On Monday, the California Poor People's Campaign, calling for affordable housing and other policies to address poverty, interrupted the state Senate and forced legislators to halt the floor session.
"Nothing feels progressive about the way California is run from the top," said Kait Ziegler, co-chair of the California Poor People's Campaign. "So we're coming from the bottom to mobilize and say we aren't going to be silent anymore."
No protesters were arrested as they sang and chanted from the third-floor gallery of the Senate chambers on Monday. Sergeants-at-arms asked several to leave until the group voluntarily dispersed.
The action marked a contrast to the group's weekly protests that have resulted in 51 arrests since early May. On other occasions, the protesters said they were arrested at the Capitol for ignoring police orders, protesting a statue of Christopher Columbus and blocking access to Brown's office. They also took over a budget subcommittee hearing.
The California Poor People's Campaign has spent the last five Mondays in Sacramento peacefully protesting poverty and calling for legislative reforms to address systemic racism, health care, climate change, housing, education, jobs, homelessness and other issues.
California leaders often boast the state has the fifth-largest economy in the world. Protesters bemoaned the fact that California also has the worst poverty rate in the nation, factoring in cost-of-living expenses.

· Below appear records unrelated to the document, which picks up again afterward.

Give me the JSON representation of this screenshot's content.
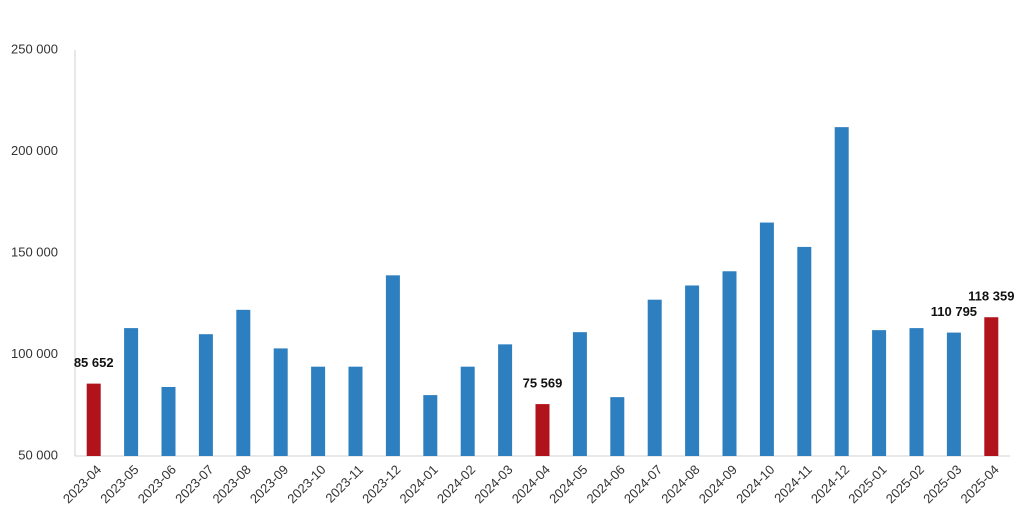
{
  "chart_data": {
    "type": "bar",
    "categories": [
      "2023-04",
      "2023-05",
      "2023-06",
      "2023-07",
      "2023-08",
      "2023-09",
      "2023-10",
      "2023-11",
      "2023-12",
      "2024-01",
      "2024-02",
      "2024-03",
      "2024-04",
      "2024-05",
      "2024-06",
      "2024-07",
      "2024-08",
      "2024-09",
      "2024-10",
      "2024-11",
      "2024-12",
      "2025-01",
      "2025-02",
      "2025-03",
      "2025-04"
    ],
    "values": [
      85652,
      113000,
      84000,
      110000,
      122000,
      103000,
      94000,
      94000,
      139000,
      80000,
      94000,
      105000,
      75569,
      111000,
      79000,
      127000,
      134000,
      141000,
      165000,
      153000,
      212000,
      112000,
      113000,
      110795,
      118359
    ],
    "value_labels": [
      "85 652",
      null,
      null,
      null,
      null,
      null,
      null,
      null,
      null,
      null,
      null,
      null,
      "75 569",
      null,
      null,
      null,
      null,
      null,
      null,
      null,
      null,
      null,
      null,
      "110 795",
      "118 359"
    ],
    "colors": [
      "#b0131b",
      "#2e7fbf",
      "#2e7fbf",
      "#2e7fbf",
      "#2e7fbf",
      "#2e7fbf",
      "#2e7fbf",
      "#2e7fbf",
      "#2e7fbf",
      "#2e7fbf",
      "#2e7fbf",
      "#2e7fbf",
      "#b0131b",
      "#2e7fbf",
      "#2e7fbf",
      "#2e7fbf",
      "#2e7fbf",
      "#2e7fbf",
      "#2e7fbf",
      "#2e7fbf",
      "#2e7fbf",
      "#2e7fbf",
      "#2e7fbf",
      "#2e7fbf",
      "#b0131b"
    ],
    "ylim": [
      50000,
      250000
    ],
    "yticks": [
      {
        "value": 50000,
        "label": "50 000"
      },
      {
        "value": 100000,
        "label": "100 000"
      },
      {
        "value": 150000,
        "label": "150 000"
      },
      {
        "value": 200000,
        "label": "200 000"
      },
      {
        "value": 250000,
        "label": "250 000"
      }
    ],
    "grid": false
  }
}
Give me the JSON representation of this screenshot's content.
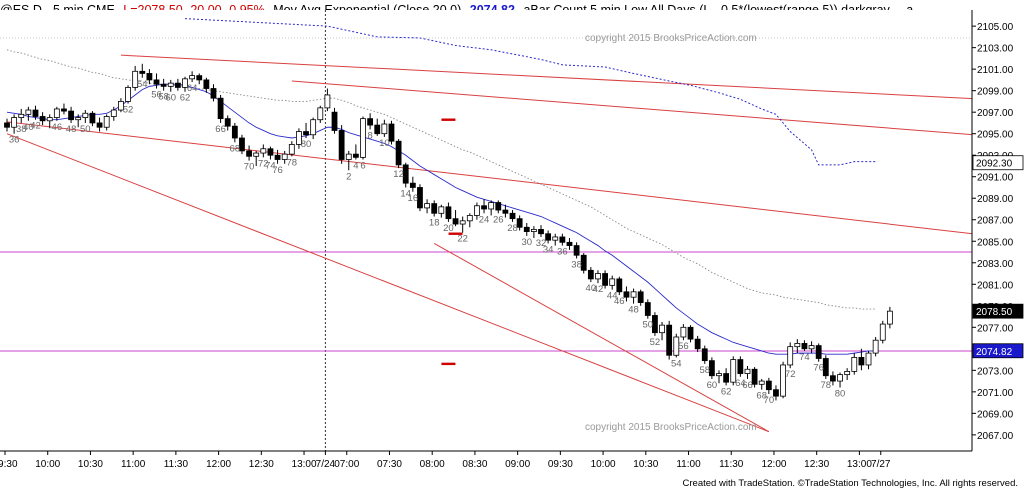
{
  "header": {
    "symbol": "@ES.D - 5 min  CME",
    "last": "L=2078.50  -20.00  -0.95%",
    "indicator": "Mov Avg Exponential (Close,20,0)",
    "indicator_value": "2074.82",
    "abar": "aBar Count 5 min Low All Days (L - 0.5*(lowest(range,5)),darkgray,...  a ..."
  },
  "copyright_top": "copyright 2015 BrooksPriceAction.com",
  "copyright_bottom": "copyright 2015 BrooksPriceAction.com",
  "footer": "Created with TradeStation. ©TradeStation Technologies, Inc. All rights reserved.",
  "colors": {
    "channel": "#d94040",
    "ema": "#2a2acc",
    "magenta": "#cc44cc",
    "dotted_blue": "#2a2acc",
    "price_box": "#1a1acc"
  },
  "chart_data": {
    "type": "candlestick",
    "title": "@ES.D - 5 min CME",
    "ylim": [
      2065.5,
      2106.5
    ],
    "y_ticks": [
      "2105.00",
      "2103.00",
      "2101.00",
      "2099.00",
      "2097.00",
      "2095.00",
      "2093.00",
      "2091.00",
      "2089.00",
      "2087.00",
      "2085.00",
      "2083.00",
      "2081.00",
      "2079.00",
      "2077.00",
      "2075.00",
      "2073.00",
      "2071.00",
      "2069.00",
      "2067.00"
    ],
    "x_ticks": [
      "09:30",
      "10:00",
      "10:30",
      "11:00",
      "11:30",
      "12:00",
      "12:30",
      "13:00",
      "7/24",
      "07:00",
      "07:30",
      "08:00",
      "08:30",
      "09:00",
      "09:30",
      "10:00",
      "10:30",
      "11:00",
      "11:30",
      "12:00",
      "12:30",
      "13:00",
      "7/27"
    ],
    "x_tick_index": [
      0,
      6,
      12,
      18,
      24,
      30,
      36,
      42,
      45,
      48,
      54,
      60,
      66,
      72,
      78,
      84,
      90,
      96,
      102,
      108,
      114,
      120,
      123
    ],
    "session_break_index": 45,
    "bars_ohlc": [
      [
        2096.0,
        2096.4,
        2095.2,
        2095.6
      ],
      [
        2095.6,
        2096.8,
        2095.0,
        2096.5
      ],
      [
        2096.5,
        2097.3,
        2096.0,
        2096.8
      ],
      [
        2096.8,
        2097.5,
        2096.2,
        2097.2
      ],
      [
        2097.2,
        2097.6,
        2096.3,
        2096.6
      ],
      [
        2096.6,
        2097.0,
        2095.8,
        2096.2
      ],
      [
        2096.2,
        2096.8,
        2095.5,
        2096.5
      ],
      [
        2096.5,
        2097.5,
        2096.2,
        2097.3
      ],
      [
        2097.3,
        2097.8,
        2096.8,
        2097.1
      ],
      [
        2097.1,
        2097.5,
        2096.0,
        2096.3
      ],
      [
        2096.3,
        2096.8,
        2095.6,
        2096.5
      ],
      [
        2096.5,
        2097.2,
        2096.0,
        2096.9
      ],
      [
        2096.9,
        2097.1,
        2095.7,
        2096.0
      ],
      [
        2096.0,
        2096.5,
        2095.2,
        2095.6
      ],
      [
        2095.6,
        2096.8,
        2095.3,
        2096.6
      ],
      [
        2096.6,
        2097.5,
        2096.2,
        2097.2
      ],
      [
        2097.2,
        2098.3,
        2097.0,
        2098.0
      ],
      [
        2098.0,
        2099.5,
        2097.8,
        2099.3
      ],
      [
        2099.3,
        2101.3,
        2099.0,
        2100.8
      ],
      [
        2100.8,
        2101.5,
        2100.2,
        2100.6
      ],
      [
        2100.6,
        2101.0,
        2099.6,
        2100.0
      ],
      [
        2100.0,
        2100.6,
        2099.2,
        2099.6
      ],
      [
        2099.6,
        2100.1,
        2099.0,
        2099.4
      ],
      [
        2099.4,
        2100.0,
        2098.9,
        2099.7
      ],
      [
        2099.7,
        2100.1,
        2099.0,
        2099.3
      ],
      [
        2099.3,
        2100.3,
        2098.9,
        2100.1
      ],
      [
        2100.1,
        2100.8,
        2099.8,
        2100.4
      ],
      [
        2100.4,
        2100.6,
        2099.6,
        2100.0
      ],
      [
        2100.0,
        2100.2,
        2098.8,
        2099.2
      ],
      [
        2099.2,
        2099.6,
        2098.0,
        2098.3
      ],
      [
        2098.3,
        2098.6,
        2096.0,
        2096.4
      ],
      [
        2096.4,
        2096.7,
        2095.3,
        2095.7
      ],
      [
        2095.7,
        2096.0,
        2094.2,
        2094.6
      ],
      [
        2094.6,
        2094.9,
        2093.1,
        2093.4
      ],
      [
        2093.4,
        2093.9,
        2092.5,
        2092.9
      ],
      [
        2092.9,
        2093.4,
        2092.0,
        2093.2
      ],
      [
        2093.2,
        2094.0,
        2092.8,
        2093.6
      ],
      [
        2093.6,
        2093.8,
        2092.6,
        2093.0
      ],
      [
        2093.0,
        2093.5,
        2092.2,
        2092.6
      ],
      [
        2092.6,
        2093.4,
        2092.2,
        2093.1
      ],
      [
        2093.1,
        2094.3,
        2092.9,
        2094.0
      ],
      [
        2094.0,
        2095.5,
        2093.6,
        2095.2
      ],
      [
        2095.2,
        2096.0,
        2094.6,
        2094.9
      ],
      [
        2094.9,
        2096.5,
        2094.5,
        2096.3
      ],
      [
        2096.3,
        2097.6,
        2096.0,
        2097.4
      ],
      [
        2097.4,
        2099.2,
        2097.1,
        2098.6
      ],
      [
        2097.0,
        2097.4,
        2095.0,
        2095.3
      ],
      [
        2095.3,
        2095.8,
        2092.2,
        2092.6
      ],
      [
        2092.6,
        2093.4,
        2091.6,
        2093.1
      ],
      [
        2093.1,
        2094.0,
        2092.6,
        2092.8
      ],
      [
        2092.8,
        2096.6,
        2092.6,
        2096.4
      ],
      [
        2096.4,
        2096.9,
        2095.4,
        2095.8
      ],
      [
        2095.8,
        2096.4,
        2094.8,
        2095.0
      ],
      [
        2095.0,
        2096.3,
        2094.7,
        2095.9
      ],
      [
        2095.9,
        2096.2,
        2094.0,
        2094.3
      ],
      [
        2094.3,
        2094.5,
        2091.8,
        2092.1
      ],
      [
        2092.1,
        2092.3,
        2090.0,
        2090.4
      ],
      [
        2090.4,
        2091.0,
        2089.6,
        2090.0
      ],
      [
        2090.0,
        2090.3,
        2087.8,
        2088.1
      ],
      [
        2088.1,
        2088.9,
        2087.6,
        2088.5
      ],
      [
        2088.5,
        2088.8,
        2087.3,
        2087.6
      ],
      [
        2087.6,
        2088.4,
        2087.2,
        2088.2
      ],
      [
        2088.2,
        2088.6,
        2086.8,
        2087.1
      ],
      [
        2087.1,
        2087.9,
        2086.4,
        2086.6
      ],
      [
        2086.6,
        2087.3,
        2085.8,
        2086.9
      ],
      [
        2086.9,
        2087.6,
        2086.3,
        2087.4
      ],
      [
        2087.4,
        2088.6,
        2087.0,
        2088.3
      ],
      [
        2088.3,
        2088.9,
        2087.6,
        2088.0
      ],
      [
        2088.0,
        2088.8,
        2087.4,
        2088.6
      ],
      [
        2088.6,
        2088.8,
        2087.6,
        2087.9
      ],
      [
        2087.9,
        2088.4,
        2087.2,
        2087.6
      ],
      [
        2087.6,
        2087.9,
        2086.8,
        2087.1
      ],
      [
        2087.1,
        2087.4,
        2086.0,
        2086.3
      ],
      [
        2086.3,
        2086.7,
        2085.5,
        2085.9
      ],
      [
        2085.9,
        2086.4,
        2085.3,
        2086.1
      ],
      [
        2086.1,
        2086.5,
        2085.4,
        2085.7
      ],
      [
        2085.7,
        2086.0,
        2084.8,
        2085.1
      ],
      [
        2085.1,
        2085.7,
        2084.6,
        2085.4
      ],
      [
        2085.4,
        2085.7,
        2084.6,
        2084.9
      ],
      [
        2084.9,
        2085.3,
        2084.2,
        2084.6
      ],
      [
        2084.6,
        2084.9,
        2083.4,
        2083.7
      ],
      [
        2083.7,
        2083.9,
        2082.0,
        2082.3
      ],
      [
        2082.3,
        2082.6,
        2081.2,
        2081.5
      ],
      [
        2081.5,
        2082.3,
        2081.1,
        2082.0
      ],
      [
        2082.0,
        2082.3,
        2080.6,
        2080.9
      ],
      [
        2080.9,
        2081.8,
        2080.5,
        2081.5
      ],
      [
        2081.5,
        2081.7,
        2080.0,
        2080.3
      ],
      [
        2080.3,
        2080.8,
        2079.4,
        2079.8
      ],
      [
        2079.8,
        2080.6,
        2079.2,
        2080.3
      ],
      [
        2080.3,
        2080.5,
        2079.0,
        2079.3
      ],
      [
        2079.3,
        2079.6,
        2077.8,
        2078.1
      ],
      [
        2078.1,
        2078.4,
        2076.2,
        2076.5
      ],
      [
        2076.5,
        2077.5,
        2075.8,
        2077.2
      ],
      [
        2077.2,
        2077.6,
        2074.0,
        2074.4
      ],
      [
        2074.4,
        2076.4,
        2074.2,
        2076.1
      ],
      [
        2076.1,
        2077.3,
        2075.8,
        2077.0
      ],
      [
        2077.0,
        2077.2,
        2075.6,
        2075.9
      ],
      [
        2075.9,
        2076.2,
        2074.7,
        2075.0
      ],
      [
        2075.0,
        2075.3,
        2073.6,
        2073.9
      ],
      [
        2073.9,
        2074.2,
        2072.2,
        2072.5
      ],
      [
        2072.5,
        2073.0,
        2071.8,
        2072.7
      ],
      [
        2072.7,
        2073.2,
        2071.6,
        2071.9
      ],
      [
        2071.9,
        2074.3,
        2071.6,
        2074.0
      ],
      [
        2074.0,
        2074.3,
        2072.4,
        2072.7
      ],
      [
        2072.7,
        2073.4,
        2072.2,
        2073.1
      ],
      [
        2073.1,
        2073.3,
        2071.4,
        2071.7
      ],
      [
        2071.7,
        2072.2,
        2071.2,
        2072.0
      ],
      [
        2072.0,
        2072.3,
        2070.8,
        2071.2
      ],
      [
        2071.2,
        2071.6,
        2070.2,
        2070.6
      ],
      [
        2070.6,
        2073.8,
        2070.4,
        2073.5
      ],
      [
        2073.5,
        2075.6,
        2073.2,
        2075.2
      ],
      [
        2075.2,
        2075.9,
        2074.6,
        2075.5
      ],
      [
        2075.5,
        2075.8,
        2074.8,
        2075.0
      ],
      [
        2075.0,
        2075.7,
        2074.6,
        2075.3
      ],
      [
        2075.3,
        2075.5,
        2073.8,
        2074.1
      ],
      [
        2074.1,
        2074.4,
        2072.2,
        2072.5
      ],
      [
        2072.5,
        2072.9,
        2071.6,
        2072.0
      ],
      [
        2072.0,
        2072.8,
        2071.4,
        2072.6
      ],
      [
        2072.6,
        2073.2,
        2072.1,
        2072.9
      ],
      [
        2072.9,
        2074.6,
        2072.6,
        2074.2
      ],
      [
        2074.2,
        2075.0,
        2073.0,
        2073.5
      ],
      [
        2073.5,
        2074.8,
        2073.1,
        2074.6
      ],
      [
        2074.6,
        2076.1,
        2074.3,
        2075.8
      ],
      [
        2075.8,
        2077.6,
        2075.5,
        2077.3
      ],
      [
        2077.3,
        2078.9,
        2076.9,
        2078.5
      ]
    ],
    "bar_labels": {
      "1": "36",
      "2": "38",
      "3": "40",
      "4": "42",
      "7": "46",
      "9": "48",
      "11": "50",
      "17": "52",
      "19": "54",
      "21": "56",
      "22": "58",
      "23": "60",
      "25": "62",
      "26": "64",
      "30": "66",
      "32": "68",
      "34": "70",
      "36": "72",
      "37": "74",
      "38": "76",
      "40": "78",
      "42": "80",
      "48": "2",
      "49": "4",
      "50": "6",
      "51": "8",
      "53": "10",
      "55": "12",
      "56": "14",
      "57": "16",
      "60": "18",
      "62": "20",
      "64": "22",
      "67": "24",
      "69": "26",
      "71": "28",
      "73": "30",
      "75": "32",
      "76": "34",
      "78": "36",
      "80": "38",
      "82": "40",
      "83": "42",
      "85": "44",
      "86": "46",
      "88": "48",
      "90": "50",
      "91": "52",
      "94": "54",
      "95": "56",
      "98": "58",
      "99": "60",
      "101": "62",
      "103": "64",
      "104": "66",
      "106": "68",
      "107": "70",
      "110": "72",
      "112": "74",
      "114": "76",
      "115": "78",
      "117": "80"
    },
    "ema20": [
      2097.0,
      2096.9,
      2096.8,
      2096.6,
      2096.5,
      2096.4,
      2096.3,
      2096.3,
      2096.4,
      2096.5,
      2096.6,
      2096.7,
      2096.8,
      2096.8,
      2096.9,
      2097.2,
      2097.6,
      2098.1,
      2098.6,
      2099.1,
      2099.4,
      2099.5,
      2099.6,
      2099.6,
      2099.6,
      2099.5,
      2099.3,
      2099.1,
      2098.9,
      2098.5,
      2098.0,
      2097.5,
      2097.0,
      2096.5,
      2096.0,
      2095.6,
      2095.3,
      2095.0,
      2094.8,
      2094.7,
      2094.6,
      2094.7,
      2094.8,
      2095.0,
      2095.3,
      2095.6,
      2095.6,
      2095.4,
      2095.1,
      2094.9,
      2094.7,
      2094.5,
      2094.3,
      2094.1,
      2093.8,
      2093.4,
      2093.0,
      2092.5,
      2092.0,
      2091.6,
      2091.2,
      2090.8,
      2090.4,
      2090.0,
      2089.7,
      2089.4,
      2089.1,
      2088.9,
      2088.7,
      2088.5,
      2088.3,
      2088.1,
      2087.9,
      2087.7,
      2087.5,
      2087.3,
      2087.0,
      2086.7,
      2086.4,
      2086.1,
      2085.8,
      2085.4,
      2085.0,
      2084.6,
      2084.1,
      2083.7,
      2083.2,
      2082.7,
      2082.2,
      2081.7,
      2081.2,
      2080.6,
      2080.0,
      2079.4,
      2078.8,
      2078.3,
      2077.8,
      2077.3,
      2076.9,
      2076.5,
      2076.2,
      2075.9,
      2075.6,
      2075.4,
      2075.2,
      2075.0,
      2074.8,
      2074.6,
      2074.5,
      2074.5,
      2074.5,
      2074.6,
      2074.6,
      2074.6,
      2074.6,
      2074.5,
      2074.5,
      2074.5,
      2074.5,
      2074.6,
      2074.7,
      2074.8,
      2074.8
    ],
    "ema_dotted_gray": [
      2102.8,
      2102.6,
      2102.5,
      2102.3,
      2102.1,
      2101.9,
      2101.8,
      2101.6,
      2101.4,
      2101.2,
      2101.1,
      2100.9,
      2100.7,
      2100.6,
      2100.4,
      2100.2,
      2100.1,
      2100.0,
      2099.9,
      2099.8,
      2099.7,
      2099.6,
      2099.6,
      2099.5,
      2099.5,
      2099.4,
      2099.3,
      2099.2,
      2099.1,
      2099.0,
      2098.9,
      2098.8,
      2098.7,
      2098.6,
      2098.5,
      2098.4,
      2098.3,
      2098.2,
      2098.1,
      2098.1,
      2098.0,
      2098.0,
      2098.0,
      2098.1,
      2098.2,
      2098.3,
      2098.3,
      2098.1,
      2097.9,
      2097.6,
      2097.4,
      2097.2,
      2097.0,
      2096.8,
      2096.5,
      2096.2,
      2095.9,
      2095.6,
      2095.3,
      2095.0,
      2094.7,
      2094.4,
      2094.1,
      2093.8,
      2093.5,
      2093.3,
      2093.0,
      2092.7,
      2092.4,
      2092.1,
      2091.8,
      2091.5,
      2091.2,
      2090.9,
      2090.6,
      2090.3,
      2090.0,
      2089.7,
      2089.4,
      2089.1,
      2088.8,
      2088.5,
      2088.2,
      2087.8,
      2087.4,
      2087.0,
      2086.6,
      2086.2,
      2085.9,
      2085.6,
      2085.3,
      2085.0,
      2084.7,
      2084.3,
      2083.9,
      2083.5,
      2083.2,
      2082.9,
      2082.5,
      2082.1,
      2081.8,
      2081.5,
      2081.2,
      2080.9,
      2080.6,
      2080.4,
      2080.2,
      2080.1,
      2080.0,
      2079.8,
      2079.7,
      2079.6,
      2079.5,
      2079.4,
      2079.3,
      2079.1,
      2079.0,
      2078.9,
      2078.8,
      2078.8,
      2078.7,
      2078.7,
      2078.7
    ],
    "dotted_blue_line": [
      [
        25,
        2105.7
      ],
      [
        45,
        2105.0
      ],
      [
        52,
        2104.0
      ],
      [
        58,
        2103.9
      ],
      [
        63,
        2103.2
      ],
      [
        68,
        2102.8
      ],
      [
        75,
        2101.9
      ],
      [
        78,
        2101.4
      ],
      [
        84,
        2101.2
      ],
      [
        88,
        2100.6
      ],
      [
        93,
        2099.9
      ],
      [
        96,
        2099.5
      ],
      [
        100,
        2098.8
      ],
      [
        103,
        2098.2
      ],
      [
        106,
        2097.3
      ],
      [
        108,
        2096.8
      ],
      [
        110,
        2095.2
      ],
      [
        113,
        2093.5
      ],
      [
        114,
        2092.1
      ],
      [
        117,
        2092.1
      ],
      [
        119,
        2092.4
      ],
      [
        122,
        2092.4
      ]
    ],
    "channel_lines": [
      [
        [
          0,
          2096.1
        ],
        [
          176,
          2082.6
        ]
      ],
      [
        [
          0,
          2095.0
        ],
        [
          107,
          2067.3
        ]
      ],
      [
        [
          16,
          2102.3
        ],
        [
          176,
          2096.9
        ]
      ],
      [
        [
          40,
          2099.9
        ],
        [
          176,
          2092.8
        ]
      ],
      [
        [
          60,
          2084.8
        ],
        [
          107,
          2067.3
        ]
      ]
    ],
    "horizontal_lines": [
      2084.0,
      2074.8
    ],
    "markers": [
      [
        62,
        2096.3
      ],
      [
        63,
        2085.7
      ],
      [
        62,
        2073.6
      ]
    ],
    "price_tags": [
      {
        "value": "2092.30",
        "y": 2092.3,
        "style": "outline"
      },
      {
        "value": "2078.50",
        "y": 2078.5,
        "style": "black"
      },
      {
        "value": "2074.82",
        "y": 2074.82,
        "style": "blue"
      }
    ]
  }
}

The action in Sacramento was coordinated with similar campaigns being conducted at more than 30 state capitals across the country. The events mark the 50th anniversary of the Poor People's Campaign and March in Washington, D.C. It was organized by Martin Luther King Jr. before he was assassinated. The group lists dozens of "endorsing partners" in its national effort, including major labor unions such as SEIU and AFSCME, anti-war groups and religious organizations.
"The only way we can do it, because we don’t have money, is to raise our voices and risk arrest," said Kevin Carter, co-founder of the Sacramento Poor People's Campaign. "That’s what we’re here to do."